Concern over a possible £14million funding gap in East Lothian next year saw warnings the council will struggle to keep vital services on track.
Despite reporting an overall underspend of £254,000 up to the end of December, finance chiefs warned councillors some services were expected to go over budget with children's services on track to overspend by nearly £1million alone in this financial year.
And East Lothian Council's head of finance Sarah Fortune told a virtual meeting of the council future funding remains at "significant risk"
Ms Fortune told the meeting that the local authority continued to face significant additional costs from Covid with this year's cost expected to be £14million.
She said: "To date, these costs have largely been mitigated by additional, one-off, national funding, but the recurring implications balanced against non-recurring funding streams remain a significant risk in future financial planning."
A report on the Quarter 3 spending of the council said that overall it had underspent and was on course to come in within its budget at the end of the 2021/22 year.
It revealed some areas such as corporate management budgets had seen large savings from use of loan repayment holidays and additional Scottish Government funding.
Others, such as infrastructure, underspent because of the impact of staffing issues among other Covid-related impacts.
However children's services has overspent £813,000 over its budget already and is expected to top £1million by the end of the financial year.
The report said this was mainly due to continuing demand for
residential, secure and external fostering placements with work ongoing to provide more of these services within the county itself.
Council leader Norman Hampshire said the impact of Covid on children in particular would need added resources for years to come.
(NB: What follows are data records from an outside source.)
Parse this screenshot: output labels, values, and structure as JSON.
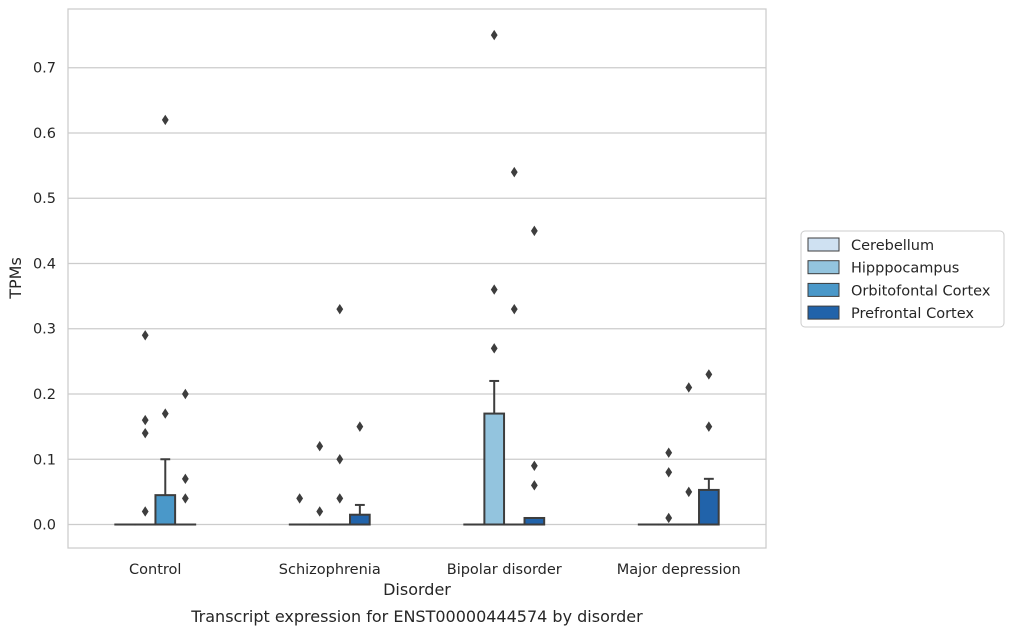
{
  "chart_data": {
    "type": "box",
    "caption": "Transcript expression for ENST00000444574 by disorder",
    "xlabel": "Disorder",
    "ylabel": "TPMs",
    "ylim": [
      -0.036,
      0.79
    ],
    "yticks": [
      0.0,
      0.1,
      0.2,
      0.3,
      0.4,
      0.5,
      0.6,
      0.7
    ],
    "ytick_labels": [
      "0.0",
      "0.1",
      "0.2",
      "0.3",
      "0.4",
      "0.5",
      "0.6",
      "0.7"
    ],
    "grid": "horizontal",
    "legend_position": "right",
    "categories": [
      "Control",
      "Schizophrenia",
      "Bipolar disorder",
      "Major depression"
    ],
    "series": [
      {
        "name": "Cerebellum",
        "color": "#cfe1f2",
        "boxes": [
          {
            "q1": 0,
            "median": 0,
            "q3": 0,
            "whisker_low": 0,
            "whisker_high": 0,
            "outliers": []
          },
          {
            "q1": 0,
            "median": 0,
            "q3": 0,
            "whisker_low": 0,
            "whisker_high": 0,
            "outliers": [
              0.04
            ]
          },
          {
            "q1": 0,
            "median": 0,
            "q3": 0,
            "whisker_low": 0,
            "whisker_high": 0,
            "outliers": []
          },
          {
            "q1": 0,
            "median": 0,
            "q3": 0,
            "whisker_low": 0,
            "whisker_high": 0,
            "outliers": []
          }
        ]
      },
      {
        "name": "Hipppocampus",
        "color": "#93c4de",
        "boxes": [
          {
            "q1": 0,
            "median": 0,
            "q3": 0,
            "whisker_low": 0,
            "whisker_high": 0,
            "outliers": [
              0.16,
              0.14,
              0.02,
              0.29
            ]
          },
          {
            "q1": 0,
            "median": 0,
            "q3": 0,
            "whisker_low": 0,
            "whisker_high": 0,
            "outliers": [
              0.02,
              0.12
            ]
          },
          {
            "q1": 0,
            "median": 0,
            "q3": 0.17,
            "whisker_low": 0,
            "whisker_high": 0.22,
            "outliers": [
              0.36,
              0.27,
              0.75
            ]
          },
          {
            "q1": 0,
            "median": 0,
            "q3": 0,
            "whisker_low": 0,
            "whisker_high": 0,
            "outliers": [
              0.11,
              0.01,
              0.08
            ]
          }
        ]
      },
      {
        "name": "Orbitofontal Cortex",
        "color": "#4a98c9",
        "boxes": [
          {
            "q1": 0,
            "median": 0,
            "q3": 0.045,
            "whisker_low": 0,
            "whisker_high": 0.1,
            "outliers": [
              0.62,
              0.17
            ]
          },
          {
            "q1": 0,
            "median": 0,
            "q3": 0,
            "whisker_low": 0,
            "whisker_high": 0,
            "outliers": [
              0.1,
              0.04,
              0.33
            ]
          },
          {
            "q1": 0,
            "median": 0,
            "q3": 0,
            "whisker_low": 0,
            "whisker_high": 0,
            "outliers": [
              0.54,
              0.33
            ]
          },
          {
            "q1": 0,
            "median": 0,
            "q3": 0,
            "whisker_low": 0,
            "whisker_high": 0,
            "outliers": [
              0.21,
              0.05
            ]
          }
        ]
      },
      {
        "name": "Prefrontal Cortex",
        "color": "#2163aa",
        "boxes": [
          {
            "q1": 0,
            "median": 0,
            "q3": 0,
            "whisker_low": 0,
            "whisker_high": 0,
            "outliers": [
              0.2,
              0.07,
              0.04
            ]
          },
          {
            "q1": 0,
            "median": 0,
            "q3": 0.015,
            "whisker_low": 0,
            "whisker_high": 0.03,
            "outliers": [
              0.15
            ]
          },
          {
            "q1": 0,
            "median": 0,
            "q3": 0.01,
            "whisker_low": 0,
            "whisker_high": 0.01,
            "outliers": [
              0.45,
              0.09,
              0.06
            ]
          },
          {
            "q1": 0,
            "median": 0,
            "q3": 0.053,
            "whisker_low": 0,
            "whisker_high": 0.07,
            "outliers": [
              0.23,
              0.15
            ]
          }
        ]
      }
    ]
  }
}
He said: "Covid has had an impact on everybody bit more so on children.
"A lot has been said on education and missing out on that, just as their social development has suffered.
“It will have an ongoing effect for the next few years as they try to engage into the wider community and we need to do all we can to give them support to get back to a normal way of living.
“If the money does not come in the future and we still have impacts from Covid we will struggle to make sure all our services keep within budget."
However SNP group leader Councillors Stuart Currie warned against assumptions that additional Covid funding would not be made available in future years.
He said: "Comments are being made about whether funding will be recurring. The impact of Covid will take beyond this financial year and the next financial year to unwind.
“If some people think it is coming to a shuddering halt, some people 400 miles away might think this, it is not.
“It is in no-one’s interests for children's services or any of our services to collapse or not be able to deliver what is needed.”